The quantum of pre-payment for filing an appeal is also proposed to be reduced from 20 per cent to 10 per cent, and will continue to be calculated only on the core tax demand.

Voluntary Compliance Draws Incentives

As an additional measure to reduce litigation, the Finance Minister proposed allowing taxpayers to update their returns even after reassessment proceedings have been initiated, at an additional tax rate of 10 per cent over and above the rate applicable for the relevant year. “The assessing officer will then rely only on this updated return for the proceedings,” she said.

She also noted that while a framework for immunity from penalty and prosecution already exists in cases of underreporting, this will now be extended to misreporting as well.

The budget documents explains in detail, “There are broadly two kind of penalties – (i) underreporting of income due to mistakes or oversight where penalty is 50 per cent on tax amount and framework to underreporting of income in consequence of misreporting of income (ii) underreporting in consequence of misreporting of income on account of giving wrong or faulty information or misrepresenting the type of income where the penalty is 200% on tax amount.”

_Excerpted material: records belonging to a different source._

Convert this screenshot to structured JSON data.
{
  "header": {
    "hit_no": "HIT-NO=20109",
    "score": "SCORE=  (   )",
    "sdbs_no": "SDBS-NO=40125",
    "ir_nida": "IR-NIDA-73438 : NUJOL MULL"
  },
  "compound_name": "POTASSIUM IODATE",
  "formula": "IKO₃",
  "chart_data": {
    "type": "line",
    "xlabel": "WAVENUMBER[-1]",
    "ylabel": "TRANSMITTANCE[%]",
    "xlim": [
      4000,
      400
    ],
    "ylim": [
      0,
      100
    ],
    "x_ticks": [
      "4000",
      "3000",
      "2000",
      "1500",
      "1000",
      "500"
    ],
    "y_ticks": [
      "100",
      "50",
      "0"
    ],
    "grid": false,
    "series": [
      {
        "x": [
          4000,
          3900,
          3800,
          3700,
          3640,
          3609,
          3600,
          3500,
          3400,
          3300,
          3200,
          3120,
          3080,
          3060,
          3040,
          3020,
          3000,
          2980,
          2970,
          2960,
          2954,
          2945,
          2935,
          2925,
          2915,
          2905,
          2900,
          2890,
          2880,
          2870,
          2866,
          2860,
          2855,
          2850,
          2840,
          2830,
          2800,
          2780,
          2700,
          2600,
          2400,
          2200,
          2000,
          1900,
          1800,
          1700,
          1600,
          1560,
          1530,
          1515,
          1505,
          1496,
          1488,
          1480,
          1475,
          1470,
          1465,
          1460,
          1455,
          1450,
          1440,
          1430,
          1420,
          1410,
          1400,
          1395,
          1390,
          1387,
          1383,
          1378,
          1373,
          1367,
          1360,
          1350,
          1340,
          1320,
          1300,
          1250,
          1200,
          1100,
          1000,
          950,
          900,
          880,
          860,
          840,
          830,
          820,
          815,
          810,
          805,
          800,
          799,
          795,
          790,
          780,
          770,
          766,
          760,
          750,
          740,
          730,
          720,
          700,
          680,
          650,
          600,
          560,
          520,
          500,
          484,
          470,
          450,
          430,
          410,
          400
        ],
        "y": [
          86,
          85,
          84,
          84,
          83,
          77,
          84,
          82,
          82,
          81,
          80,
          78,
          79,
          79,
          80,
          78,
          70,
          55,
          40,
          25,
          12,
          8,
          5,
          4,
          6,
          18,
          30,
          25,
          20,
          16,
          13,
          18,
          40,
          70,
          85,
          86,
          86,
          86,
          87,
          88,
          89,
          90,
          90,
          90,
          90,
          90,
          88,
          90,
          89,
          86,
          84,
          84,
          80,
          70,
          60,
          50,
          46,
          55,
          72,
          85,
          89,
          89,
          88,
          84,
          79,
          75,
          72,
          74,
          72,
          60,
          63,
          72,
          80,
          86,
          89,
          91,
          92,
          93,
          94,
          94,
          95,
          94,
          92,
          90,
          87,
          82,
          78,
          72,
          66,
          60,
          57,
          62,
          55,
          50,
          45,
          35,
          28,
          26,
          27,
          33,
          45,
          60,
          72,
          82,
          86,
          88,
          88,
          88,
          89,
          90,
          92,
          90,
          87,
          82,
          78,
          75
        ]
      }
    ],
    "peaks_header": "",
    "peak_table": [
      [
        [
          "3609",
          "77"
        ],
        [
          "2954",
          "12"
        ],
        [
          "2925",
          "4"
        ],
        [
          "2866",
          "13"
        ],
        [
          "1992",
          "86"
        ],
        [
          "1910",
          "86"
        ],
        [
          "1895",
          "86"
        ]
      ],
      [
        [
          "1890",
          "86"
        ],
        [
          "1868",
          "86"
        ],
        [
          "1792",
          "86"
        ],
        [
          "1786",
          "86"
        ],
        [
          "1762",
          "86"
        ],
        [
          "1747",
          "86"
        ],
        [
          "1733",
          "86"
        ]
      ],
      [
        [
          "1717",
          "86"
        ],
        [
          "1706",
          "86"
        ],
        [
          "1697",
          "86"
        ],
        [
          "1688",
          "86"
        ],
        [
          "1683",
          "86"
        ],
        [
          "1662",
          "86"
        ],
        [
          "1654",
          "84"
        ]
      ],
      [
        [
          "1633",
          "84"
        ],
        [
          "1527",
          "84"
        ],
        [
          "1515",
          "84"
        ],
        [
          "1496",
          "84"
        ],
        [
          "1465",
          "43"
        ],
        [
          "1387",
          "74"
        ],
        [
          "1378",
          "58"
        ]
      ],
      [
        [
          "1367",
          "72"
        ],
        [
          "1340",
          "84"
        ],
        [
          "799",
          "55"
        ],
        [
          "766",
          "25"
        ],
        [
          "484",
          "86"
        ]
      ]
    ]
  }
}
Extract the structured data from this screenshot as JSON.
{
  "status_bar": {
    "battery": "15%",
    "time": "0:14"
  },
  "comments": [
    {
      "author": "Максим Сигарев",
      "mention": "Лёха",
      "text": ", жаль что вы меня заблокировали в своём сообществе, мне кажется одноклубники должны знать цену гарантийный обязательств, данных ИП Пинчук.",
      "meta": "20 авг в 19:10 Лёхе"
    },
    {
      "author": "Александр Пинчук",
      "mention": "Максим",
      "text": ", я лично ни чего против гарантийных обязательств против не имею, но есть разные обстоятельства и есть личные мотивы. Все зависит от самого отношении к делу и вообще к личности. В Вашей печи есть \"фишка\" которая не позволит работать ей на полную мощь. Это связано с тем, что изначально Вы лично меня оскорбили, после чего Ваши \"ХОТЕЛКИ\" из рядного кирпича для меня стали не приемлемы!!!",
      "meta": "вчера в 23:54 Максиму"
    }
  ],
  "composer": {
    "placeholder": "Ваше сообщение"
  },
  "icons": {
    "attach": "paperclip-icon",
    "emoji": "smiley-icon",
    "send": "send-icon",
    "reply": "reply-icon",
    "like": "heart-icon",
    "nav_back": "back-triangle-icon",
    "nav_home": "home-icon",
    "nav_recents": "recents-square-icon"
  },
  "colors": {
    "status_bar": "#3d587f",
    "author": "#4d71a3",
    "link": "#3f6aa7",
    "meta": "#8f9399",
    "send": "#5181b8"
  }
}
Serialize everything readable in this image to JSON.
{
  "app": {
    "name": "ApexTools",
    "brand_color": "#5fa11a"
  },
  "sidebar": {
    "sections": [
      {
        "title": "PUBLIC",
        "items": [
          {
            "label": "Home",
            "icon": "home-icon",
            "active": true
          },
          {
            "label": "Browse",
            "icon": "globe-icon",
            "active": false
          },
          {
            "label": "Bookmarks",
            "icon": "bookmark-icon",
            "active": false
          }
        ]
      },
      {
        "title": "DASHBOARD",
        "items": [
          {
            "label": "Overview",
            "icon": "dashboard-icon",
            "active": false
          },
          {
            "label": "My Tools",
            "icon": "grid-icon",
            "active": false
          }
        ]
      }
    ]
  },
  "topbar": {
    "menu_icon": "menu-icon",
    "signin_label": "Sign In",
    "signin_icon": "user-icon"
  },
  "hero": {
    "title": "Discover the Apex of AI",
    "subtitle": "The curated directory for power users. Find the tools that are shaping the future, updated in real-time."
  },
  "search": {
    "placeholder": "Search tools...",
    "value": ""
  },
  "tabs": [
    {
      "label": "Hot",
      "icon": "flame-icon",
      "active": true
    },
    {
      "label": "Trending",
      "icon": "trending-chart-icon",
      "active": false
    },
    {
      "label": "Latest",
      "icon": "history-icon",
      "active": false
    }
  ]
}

As per the framework for immunity from penalty and prosecution for underreporting of income, the document notes “proposes to extend the same on payment of 100 per cent of tax amount as additional income-tax.”

Misreporting of income in respect of unexplained cash credit, etc., however, as per the budget documents, is proposed to be settled with a payment of 120 per cent of the tax. “In such cases immunity shall not be granted where prosecution is initiated as per provisions of chapter-XXII of the Act,” it notes.

Relief for minor defaults and discouraging serious offences

Penalties for certain technical defaults—such as failure to get accounts audited, non-furnishing of transfer pricing audit reports, and default in furnishing statements of financial transactions—are proposed to be converted into fees.

The Finance Minister further proposed rationalising the prosecution framework under the Income Tax Act, while maintaining deterrence for serious offences. Non-production of books of account and documents, as well as TDS-related cases where payment is made in kind, are proposed to be decriminalised, with minor offences attracting only a fine, as proposed in the budget.

The remaining prosecutions will be graded in line with the quantum of offence and will entail only simple imprisonment, with the maximum term reduced to two years  instead of 7 years. “In cases where presently the maximum punishment is two years, the punishment has been reduced to 6 months with or without fine and with no minimum imprisonment,” the budget document notes.

Courts will also be empowered to convert imprisonment into fines.

The Budget also proposed immunity from prosecution for non-disclosure of non-immovable foreign assets with an aggregate value of less than Rs 20 lakh, with retrospective effect from October 1, 2024.

One-Time Foreign Asset Disclosure Scheme for Small Taxpayers

To address practical issues faced by small taxpayers such as students, young professionals, tech employees and relocated NRIs, the Finance Minister proposed a one-time, six-month foreign asset disclosure scheme. The scheme will allow eligible taxpayers to disclose overseas income or assets below a specified threshold.

The scheme will apply to two categories of taxpayers:

(A) those who did not disclose their overseas income or assets, and

(B) those who disclosed their overseas income and/or paid the due tax but failed to declare the asset acquired.

For Category (A), the limit of undisclosed income or asset value is proposed to be up to Rs 1 crore. “Such taxpayers will be required to pay 30 per cent of the fair market value of the asset, or 30 per cent of the undisclosed income, as tax, along with an additional 30 per cent as income tax in lieu of penalty. Upon payment, they will receive immunity from prosecution,” the Finance Minister said in her speech.

For Category (B), the asset value is proposed to be up to Rs 5 crore. In such cases, immunity from both penalty and prosecution will be available on payment of a fee of Rs 1 lakh, FM added.